Wednesday, September 17, 2008

Readers search for meaning (but they won't find it here)

For lack of anything better to do, today we return to our look at the search terms that lead readers to this blog. The great variety in these terms shows the depth and breadth of topics presented here. It also shows that I am not the only one who has nothing better to do.

Many people show an interest in involving themselves in community action, as is evident by their searches for things like "decorating your cubicle" and "decorating your co-worker's cubicle when they're on vacation." It is heartening to see that America's office workers are concerned about more than just collecting a paycheck. How thoughtful of someone to want to enhance a co-worker's space to welcome him or her back from a restful trip, probably to some exotic place the other person has never been and will
probably never get to visit, like Tahiti. I am surprised the search terms did not also include "toilet paper."

Some readers are rightfully concerned about what is in today's food products, such as the person who searched for "crustaceans in donuts." People have known for years about hot dog fillers, but the tendency for donut suppliers to fill their donuts with questionable animal parts is lesser known. If your donut is crunchy and appears to have several appendages, well, I would stick with hot dogs. Or perhaps this reader was searching for a recipe, in which case I am glad I do not know this person and therefore cannot receive an invitation to brunch.

Crustaceans in donuts are by no means the only food-related searches I see. People are fascinated with "humorous Dove bar sayings." I have personally examined countless Dove bar sayings, in my free time and without any compensation, and have yet to find any I would classify as humorous.

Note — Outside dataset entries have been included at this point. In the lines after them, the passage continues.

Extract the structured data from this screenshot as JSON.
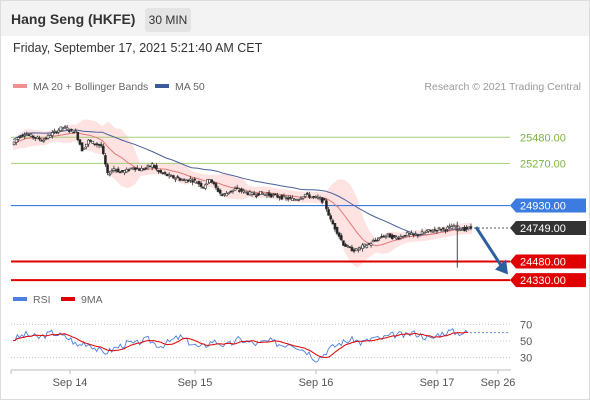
{
  "header": {
    "title": "Hang Seng (HKFE)",
    "interval": "30 MIN",
    "datetime": "Friday, September 17, 2021 5:21:40 AM CET"
  },
  "legend": {
    "bollinger": "MA 20 + Bollinger Bands",
    "ma50": "MA 50",
    "credit": "Research © 2021 Trading Central"
  },
  "colors": {
    "support": "#e00000",
    "resistance_blue": "#3c7be0",
    "target_green": "#a6cf7a",
    "ma50": "#4a5f9a",
    "ma20": "#e47878",
    "band_fill": "#ffd8d8",
    "rsi": "#4c7fdf",
    "rsi_ma": "#e00000",
    "arrow": "#2c5f9e",
    "last_price": "#333333"
  },
  "chart_data": [
    {
      "type": "candlestick",
      "title": "Hang Seng (HKFE) 30 MIN",
      "x_ticks": [
        "Sep 14",
        "Sep 15",
        "Sep 16",
        "Sep 17",
        "Sep 26"
      ],
      "ylim": [
        24250,
        25780
      ],
      "levels": [
        {
          "label": "25480.00",
          "value": 25480,
          "kind": "target"
        },
        {
          "label": "25270.00",
          "value": 25270,
          "kind": "target"
        },
        {
          "label": "24930.00",
          "value": 24930,
          "kind": "pivot"
        },
        {
          "label": "24749.00",
          "value": 24749,
          "kind": "last"
        },
        {
          "label": "24480.00",
          "value": 24480,
          "kind": "support"
        },
        {
          "label": "24330.00",
          "value": 24330,
          "kind": "support"
        }
      ],
      "price_path": [
        25420,
        25480,
        25510,
        25490,
        25470,
        25460,
        25500,
        25530,
        25560,
        25540,
        25520,
        25380,
        25450,
        25430,
        25410,
        25180,
        25230,
        25200,
        25210,
        25240,
        25220,
        25230,
        25260,
        25200,
        25180,
        25160,
        25150,
        25130,
        25140,
        25120,
        25080,
        25150,
        25070,
        25010,
        25040,
        25060,
        25050,
        25030,
        25020,
        25030,
        25020,
        25010,
        25000,
        24990,
        24980,
        24990,
        25020,
        25000,
        24990,
        24960,
        24810,
        24720,
        24620,
        24580,
        24570,
        24600,
        24620,
        24650,
        24680,
        24690,
        24670,
        24680,
        24700,
        24690,
        24700,
        24720,
        24730,
        24740,
        24740,
        24760,
        24750,
        24740,
        24749
      ],
      "series": [
        {
          "name": "MA 20 + Bollinger Bands"
        },
        {
          "name": "MA 50"
        }
      ]
    },
    {
      "type": "line",
      "title": "RSI",
      "series": [
        {
          "name": "RSI"
        },
        {
          "name": "9MA"
        }
      ],
      "y_ticks": [
        "70",
        "50",
        "30"
      ],
      "ylim": [
        20,
        80
      ],
      "rsi_path": [
        52,
        55,
        58,
        56,
        54,
        57,
        60,
        58,
        55,
        52,
        44,
        48,
        46,
        40,
        36,
        38,
        42,
        45,
        48,
        46,
        50,
        52,
        47,
        44,
        48,
        52,
        55,
        50,
        46,
        42,
        45,
        50,
        48,
        44,
        47,
        52,
        50,
        48,
        46,
        49,
        50,
        47,
        45,
        48,
        44,
        40,
        36,
        28,
        32,
        40,
        44,
        48,
        50,
        52,
        48,
        50,
        54,
        52,
        55,
        57,
        58,
        56,
        60,
        58,
        55,
        52,
        58,
        60,
        62,
        60,
        60,
        60
      ]
    }
  ]
}
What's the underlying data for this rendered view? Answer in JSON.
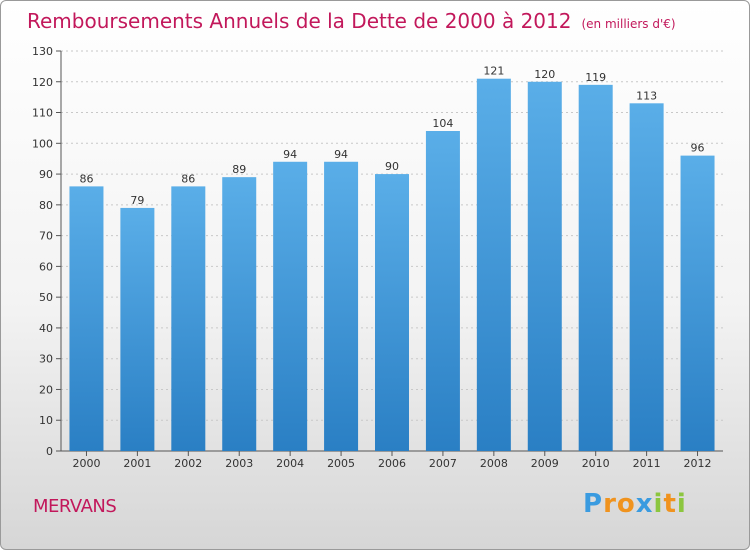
{
  "header": {
    "title": "Remboursements Annuels de la Dette de 2000 à 2012",
    "subtitle": "(en milliers d'€)"
  },
  "footer": {
    "town": "MERVANS",
    "logo_letters": [
      "P",
      "r",
      "o",
      "x",
      "i",
      "t",
      "i"
    ],
    "logo_colors": [
      "#3a9be0",
      "#f0931e",
      "#f0931e",
      "#3a9be0",
      "#8cc63f",
      "#f0931e",
      "#8cc63f"
    ]
  },
  "colors": {
    "bar_top": "#5aaee8",
    "bar_bottom": "#2a7fc4",
    "title": "#c2185b",
    "grid": "#c8c8c8",
    "axis_text": "#333333"
  },
  "chart_data": {
    "type": "bar",
    "title": "Remboursements Annuels de la Dette de 2000 à 2012",
    "xlabel": "",
    "ylabel": "",
    "categories": [
      "2000",
      "2001",
      "2002",
      "2003",
      "2004",
      "2005",
      "2006",
      "2007",
      "2008",
      "2009",
      "2010",
      "2011",
      "2012"
    ],
    "values": [
      86,
      79,
      86,
      89,
      94,
      94,
      90,
      104,
      121,
      120,
      119,
      113,
      96
    ],
    "ylim": [
      0,
      130
    ],
    "yticks": [
      0,
      10,
      20,
      30,
      40,
      50,
      60,
      70,
      80,
      90,
      100,
      110,
      120,
      130
    ],
    "grid": true
  }
}
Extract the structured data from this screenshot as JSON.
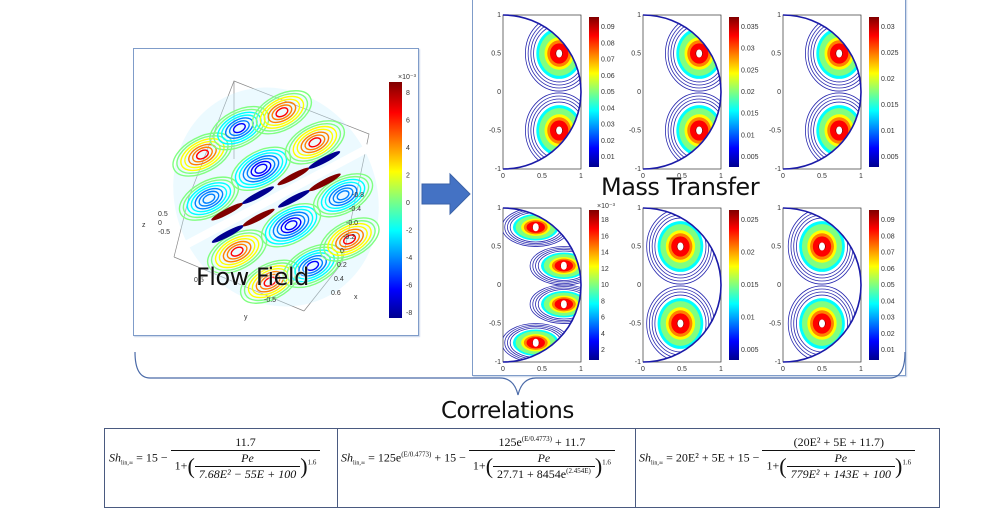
{
  "labels": {
    "flow_field": "Flow Field",
    "mass_transfer": "Mass Transfer",
    "correlations": "Correlations"
  },
  "colors": {
    "panel_border": "#7f9cc9",
    "arrow": "#4472c4",
    "contour_outline": "#1a1aa8",
    "colormap": [
      "#00008f",
      "#0000ff",
      "#0080ff",
      "#00ffff",
      "#80ff80",
      "#ffff00",
      "#ff8000",
      "#ff0000",
      "#800000"
    ]
  },
  "flow_field": {
    "axis_labels": {
      "x": "x",
      "y": "y",
      "z": "z"
    },
    "z_ticks": [
      "0.5",
      "0",
      "-0.5"
    ],
    "x_ticks": [
      "-0.8",
      "-0.4",
      "-0.0",
      "-0.2",
      "0",
      "0.2",
      "0.4",
      "0.6"
    ],
    "y_ticks": [
      "0.5",
      "-0.5"
    ],
    "colorbar_exponent": "×10⁻³",
    "colorbar_ticks": [
      "8",
      "6",
      "4",
      "2",
      "0",
      "-2",
      "-4",
      "-6",
      "-8"
    ]
  },
  "mass_transfer": {
    "plots": [
      {
        "id": "a",
        "yticks": [
          "1",
          "0.5",
          "0",
          "-0.5",
          "-1"
        ],
        "xticks": [
          "0",
          "0.5",
          "1"
        ],
        "colorbar_ticks": [
          "0.09",
          "0.08",
          "0.07",
          "0.06",
          "0.05",
          "0.04",
          "0.03",
          "0.02",
          "0.01"
        ],
        "cells": 2
      },
      {
        "id": "b",
        "yticks": [
          "1",
          "0.5",
          "0",
          "-0.5",
          "-1"
        ],
        "xticks": [
          "0",
          "0.5",
          "1"
        ],
        "colorbar_ticks": [
          "0.035",
          "0.03",
          "0.025",
          "0.02",
          "0.015",
          "0.01",
          "0.005"
        ],
        "cells": 2
      },
      {
        "id": "c",
        "yticks": [
          "1",
          "0.5",
          "0",
          "-0.5",
          "-1"
        ],
        "xticks": [
          "0",
          "0.5",
          "1"
        ],
        "colorbar_ticks": [
          "0.03",
          "0.025",
          "0.02",
          "0.015",
          "0.01",
          "0.005"
        ],
        "cells": 2
      },
      {
        "id": "d",
        "yticks": [
          "1",
          "0.5",
          "0",
          "-0.5",
          "-1"
        ],
        "xticks": [
          "0",
          "0.5",
          "1"
        ],
        "colorbar_exponent": "×10⁻³",
        "colorbar_ticks": [
          "18",
          "16",
          "14",
          "12",
          "10",
          "8",
          "6",
          "4",
          "2"
        ],
        "cells": 4
      },
      {
        "id": "e",
        "yticks": [
          "1",
          "0.5",
          "0",
          "-0.5",
          "-1"
        ],
        "xticks": [
          "0",
          "0.5",
          "1"
        ],
        "colorbar_ticks": [
          "0.025",
          "0.02",
          "0.015",
          "0.01",
          "0.005"
        ],
        "cells": 2
      },
      {
        "id": "f",
        "yticks": [
          "1",
          "0.5",
          "0",
          "-0.5",
          "-1"
        ],
        "xticks": [
          "0",
          "0.5",
          "1"
        ],
        "colorbar_ticks": [
          "0.09",
          "0.08",
          "0.07",
          "0.06",
          "0.05",
          "0.04",
          "0.03",
          "0.02",
          "0.01"
        ],
        "cells": 2
      }
    ]
  },
  "correlations": [
    {
      "lhs": "Sh",
      "lhs_sub": "lin,∞",
      "text": "Sh = 15 − 11.7 / (1 + (Pe / (7.68E² − 55E + 100))^1.6)",
      "lead": "= 15 −",
      "numerator": "11.7",
      "inner_num": "Pe",
      "inner_den": "7.68E² − 55E + 100",
      "exponent": "1.6"
    },
    {
      "lhs": "Sh",
      "lhs_sub": "lin,∞",
      "text": "Sh = 125e^(E/0.4773) + 15 − (125e^(E/0.4773) + 11.7) / (1 + (Pe / (27.71 + 8454e^(2.454E)))^1.6)",
      "lead": "= 125e",
      "lead_exp": "(E/0.4773)",
      "lead2": "+ 15 −",
      "numerator": "125e",
      "numerator_exp": "(E/0.4773)",
      "numerator_tail": "+ 11.7",
      "inner_num": "Pe",
      "inner_den": "27.71 + 8454e",
      "inner_den_exp": "(2.454E)",
      "exponent": "1.6"
    },
    {
      "lhs": "Sh",
      "lhs_sub": "lin,∞",
      "text": "Sh = 20E² + 5E + 15 − (20E² + 5E + 11.7) / (1 + (Pe / (779E² + 143E + 100))^1.6)",
      "lead": "= 20E² + 5E + 15 −",
      "numerator": "(20E² + 5E + 11.7)",
      "inner_num": "Pe",
      "inner_den": "779E² + 143E + 100",
      "exponent": "1.6"
    }
  ]
}
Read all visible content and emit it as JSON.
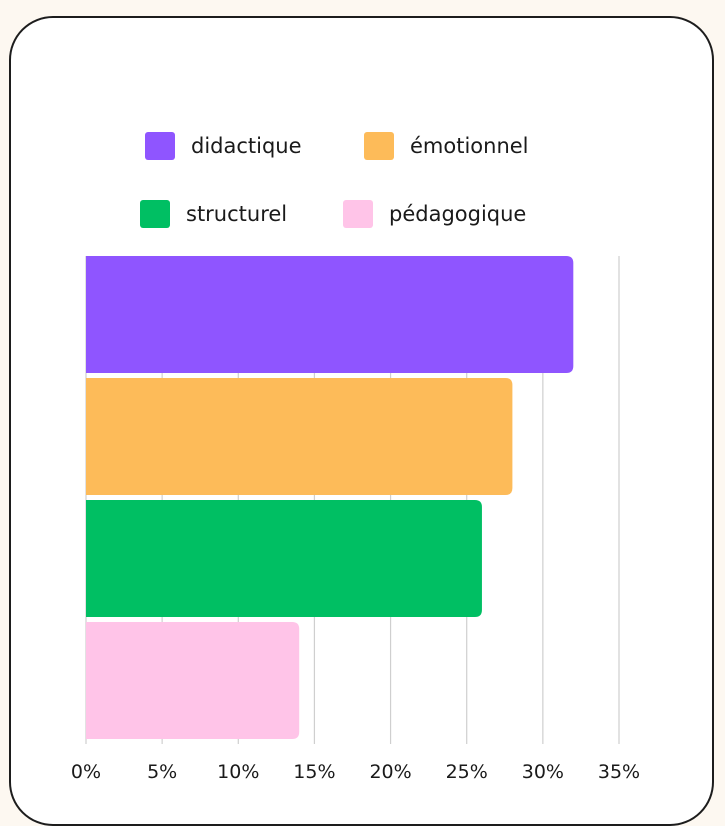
{
  "chart_data": {
    "type": "bar",
    "orientation": "horizontal",
    "categories": [
      "didactique",
      "émotionnel",
      "structurel",
      "pédagogique"
    ],
    "values": [
      32,
      28,
      26,
      14
    ],
    "colors": [
      "#8f55ff",
      "#fdbb59",
      "#00bf63",
      "#ffc4e8"
    ],
    "xlim": [
      0,
      35
    ],
    "xticks": [
      "0%",
      "5%",
      "10%",
      "15%",
      "20%",
      "25%",
      "30%",
      "35%"
    ],
    "unit": "%",
    "grid": true,
    "legend_position": "top"
  },
  "legend": [
    {
      "label": "didactique",
      "color": "#8f55ff"
    },
    {
      "label": "émotionnel",
      "color": "#fdbb59"
    },
    {
      "label": "structurel",
      "color": "#00bf63"
    },
    {
      "label": "pédagogique",
      "color": "#ffc4e8"
    }
  ]
}
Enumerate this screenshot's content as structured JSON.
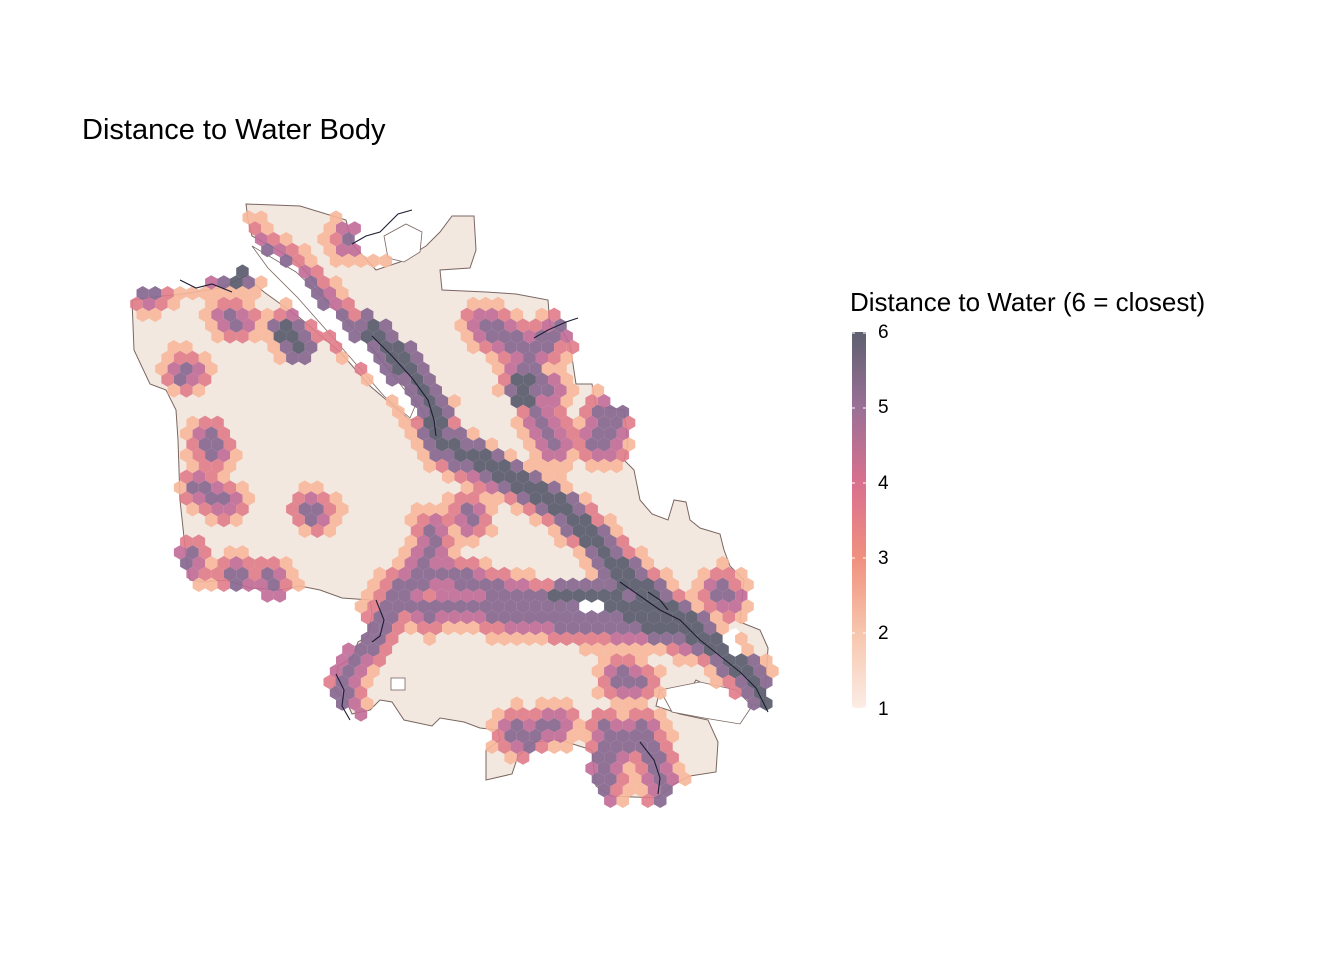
{
  "title": "Distance to Water Body",
  "legend": {
    "title": "Distance to Water (6 = closest)",
    "ticks": [
      "6",
      "5",
      "4",
      "3",
      "2",
      "1"
    ],
    "min": 1,
    "max": 6,
    "colors": [
      "#fbece5",
      "#f7b79a",
      "#e07b88",
      "#c16a97",
      "#8a6b92",
      "#5e6070"
    ]
  },
  "colors": {
    "land_fill": "#f3e8e0",
    "boundary": "#6e5a55",
    "water_line": "#1e1e34",
    "hex_outer": "#fbe4d8"
  }
}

A possible way to be amused by Dove bars is to use the wrappers to decorate your co-worker's cubicle.

In this exciting election time, people also come to this blog to find out where their favorite candidates stand. This can be seen in the many searches for "humorous survey results" and "humorous polls." No doubt these people are hoping to find that yes! Dave Barry is ahead in the presidential race!

Speaking of Dave Barry, whose crusade against low-flush toilets is well known, there is -- judging from recent searches -- an apparent movement to popularize "short toilets." I am heartily in support of this, having been inconvenienced on more than one occasion when visiting my parents, whose toilets all come from some company named Jack the Giant's Commodes.

And finally, some queries focus on life's great mysteries, like "what happened to the cherry chewable Benadryl tablets?" I can only offer this suggestion: Do you get tired and sluggish upon consuming a hot dog? If so, I think you may have your answer.

2 comments:

davebarry said...

Awww, you ruined the surprise! I thought you'd see the delightful humor in biting into a warm, fresh glazed donut, only to see a pair of crayfish eyes winking at you! Guess I'll extend the invitation to someone that needs a lift, like Barack Obama.

Regarding the Dove bars, are you refering to the chocolate or the soap. I can imagine that one would be much more yuk-developing than the other.

ilovecomics said...

Always chocolate, Dave, always chocolate.